TV shopping channel Sit-up, which operates Price Drop and Bid TV, is calling on creditors to back a life-saving Company Voluntary Arrangement.

Entrepreneurs Paul and Val Wright, the couple who launched Ideal Shopping, plan to rescue Sit-up by investing £6m but the funding is conditional on the CVA being passed. If it is not, Sit-up has warned it will go bust.

Sit-up TV has appointed KPMG to run the CVA and is calling on creditors that are owed money to accept 9p to 30p in the pound.

CVAs have proved a controversial restructuring option in retail. Store groups including Blacks, Focus DIY and JJB all called in administrators despite going through a CVA process beforehand.

Creditors’ will be asked to vote on whether to pass the Sit-up CVA at a meeting on March 18 at KPMG offices. The business will require 75% of creditors by value to vote in favour in order for the CVA to pass.

Tnui Capital acquired Sit-up in December 2013. It broadcasts to more than 12 million homes, carrying more than 300 hours of live demonstrations each week.
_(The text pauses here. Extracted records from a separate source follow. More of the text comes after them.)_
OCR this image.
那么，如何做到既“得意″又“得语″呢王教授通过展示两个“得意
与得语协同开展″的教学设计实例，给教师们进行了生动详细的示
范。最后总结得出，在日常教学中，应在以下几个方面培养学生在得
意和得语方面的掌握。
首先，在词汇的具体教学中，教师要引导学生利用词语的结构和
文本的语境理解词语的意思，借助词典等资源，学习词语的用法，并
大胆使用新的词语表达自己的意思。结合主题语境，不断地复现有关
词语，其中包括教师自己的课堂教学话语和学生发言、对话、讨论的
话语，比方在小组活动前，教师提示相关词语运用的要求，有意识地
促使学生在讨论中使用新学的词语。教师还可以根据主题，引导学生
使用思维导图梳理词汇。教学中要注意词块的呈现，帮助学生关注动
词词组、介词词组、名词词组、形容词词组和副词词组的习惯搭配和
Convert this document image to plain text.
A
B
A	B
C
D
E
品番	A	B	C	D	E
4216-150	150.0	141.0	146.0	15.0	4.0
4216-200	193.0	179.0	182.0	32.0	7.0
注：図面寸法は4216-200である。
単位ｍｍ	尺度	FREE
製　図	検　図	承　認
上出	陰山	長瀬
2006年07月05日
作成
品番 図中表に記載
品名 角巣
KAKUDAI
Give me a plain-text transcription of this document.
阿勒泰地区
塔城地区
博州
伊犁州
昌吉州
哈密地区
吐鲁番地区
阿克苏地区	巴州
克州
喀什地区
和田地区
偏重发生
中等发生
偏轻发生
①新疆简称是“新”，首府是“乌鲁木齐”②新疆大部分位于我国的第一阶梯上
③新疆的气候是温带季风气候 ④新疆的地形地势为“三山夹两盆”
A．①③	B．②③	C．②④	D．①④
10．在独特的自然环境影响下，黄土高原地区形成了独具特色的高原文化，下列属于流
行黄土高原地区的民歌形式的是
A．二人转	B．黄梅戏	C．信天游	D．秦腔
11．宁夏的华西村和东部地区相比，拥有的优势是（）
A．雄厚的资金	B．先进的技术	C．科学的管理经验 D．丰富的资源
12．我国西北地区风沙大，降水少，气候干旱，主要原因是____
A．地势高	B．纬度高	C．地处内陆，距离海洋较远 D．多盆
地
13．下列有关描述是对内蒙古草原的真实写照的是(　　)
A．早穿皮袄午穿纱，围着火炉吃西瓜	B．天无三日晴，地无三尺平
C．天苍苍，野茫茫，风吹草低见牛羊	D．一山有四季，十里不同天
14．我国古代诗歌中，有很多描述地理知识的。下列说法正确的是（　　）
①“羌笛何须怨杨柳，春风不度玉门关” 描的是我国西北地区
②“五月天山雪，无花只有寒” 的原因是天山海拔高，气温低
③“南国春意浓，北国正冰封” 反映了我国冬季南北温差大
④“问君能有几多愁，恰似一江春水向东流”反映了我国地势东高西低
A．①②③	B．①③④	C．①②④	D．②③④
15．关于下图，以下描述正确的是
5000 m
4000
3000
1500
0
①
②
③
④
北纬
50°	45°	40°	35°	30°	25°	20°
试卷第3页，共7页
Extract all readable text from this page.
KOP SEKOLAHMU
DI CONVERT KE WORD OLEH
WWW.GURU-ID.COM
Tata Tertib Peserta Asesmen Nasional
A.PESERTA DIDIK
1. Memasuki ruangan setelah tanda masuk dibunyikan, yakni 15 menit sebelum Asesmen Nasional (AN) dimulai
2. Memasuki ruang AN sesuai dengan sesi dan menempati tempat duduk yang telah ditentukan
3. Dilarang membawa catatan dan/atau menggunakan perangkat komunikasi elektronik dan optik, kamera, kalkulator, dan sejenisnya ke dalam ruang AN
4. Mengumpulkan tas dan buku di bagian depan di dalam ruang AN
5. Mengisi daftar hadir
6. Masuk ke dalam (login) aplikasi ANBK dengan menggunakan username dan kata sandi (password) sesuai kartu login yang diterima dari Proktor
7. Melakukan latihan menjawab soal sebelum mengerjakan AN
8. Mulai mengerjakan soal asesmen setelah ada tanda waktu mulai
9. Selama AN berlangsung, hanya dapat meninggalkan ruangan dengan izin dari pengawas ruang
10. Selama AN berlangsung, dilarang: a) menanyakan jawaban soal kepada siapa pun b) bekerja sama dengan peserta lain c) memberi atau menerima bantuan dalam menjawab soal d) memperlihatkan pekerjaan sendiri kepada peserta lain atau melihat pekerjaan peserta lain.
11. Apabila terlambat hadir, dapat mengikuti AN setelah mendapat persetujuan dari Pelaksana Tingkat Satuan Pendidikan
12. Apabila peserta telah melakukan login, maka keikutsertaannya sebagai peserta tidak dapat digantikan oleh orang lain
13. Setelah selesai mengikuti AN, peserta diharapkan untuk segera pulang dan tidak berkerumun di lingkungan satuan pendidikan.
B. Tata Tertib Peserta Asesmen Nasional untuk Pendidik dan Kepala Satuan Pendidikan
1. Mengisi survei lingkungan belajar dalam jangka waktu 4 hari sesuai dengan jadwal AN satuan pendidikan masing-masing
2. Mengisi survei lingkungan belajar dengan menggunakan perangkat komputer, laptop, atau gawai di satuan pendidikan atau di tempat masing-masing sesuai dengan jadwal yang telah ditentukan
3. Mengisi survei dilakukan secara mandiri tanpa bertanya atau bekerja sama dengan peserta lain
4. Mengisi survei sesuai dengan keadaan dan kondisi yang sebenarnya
Tnui Capital chief executive Bryan Green said:  “A first class team has been assembled to drive through the restructuring of Bid TV and Price Drop.  We believe the business will be preserved through a CVA which will save 350 jobs.”

KPMG partner Will Wright said: “In recent months, Sit-up Limited has undertaken an enormous amount of work to restore margins and is developing a new operating model which will see it link with its suppliers in a more direct way.

“If agreed, the CVA, coupled with the investment from Paul and Val Wright, will be the final piece of the jigsaw, enabling the company to right-size its infrastructure and putting it on a much sounder footing.”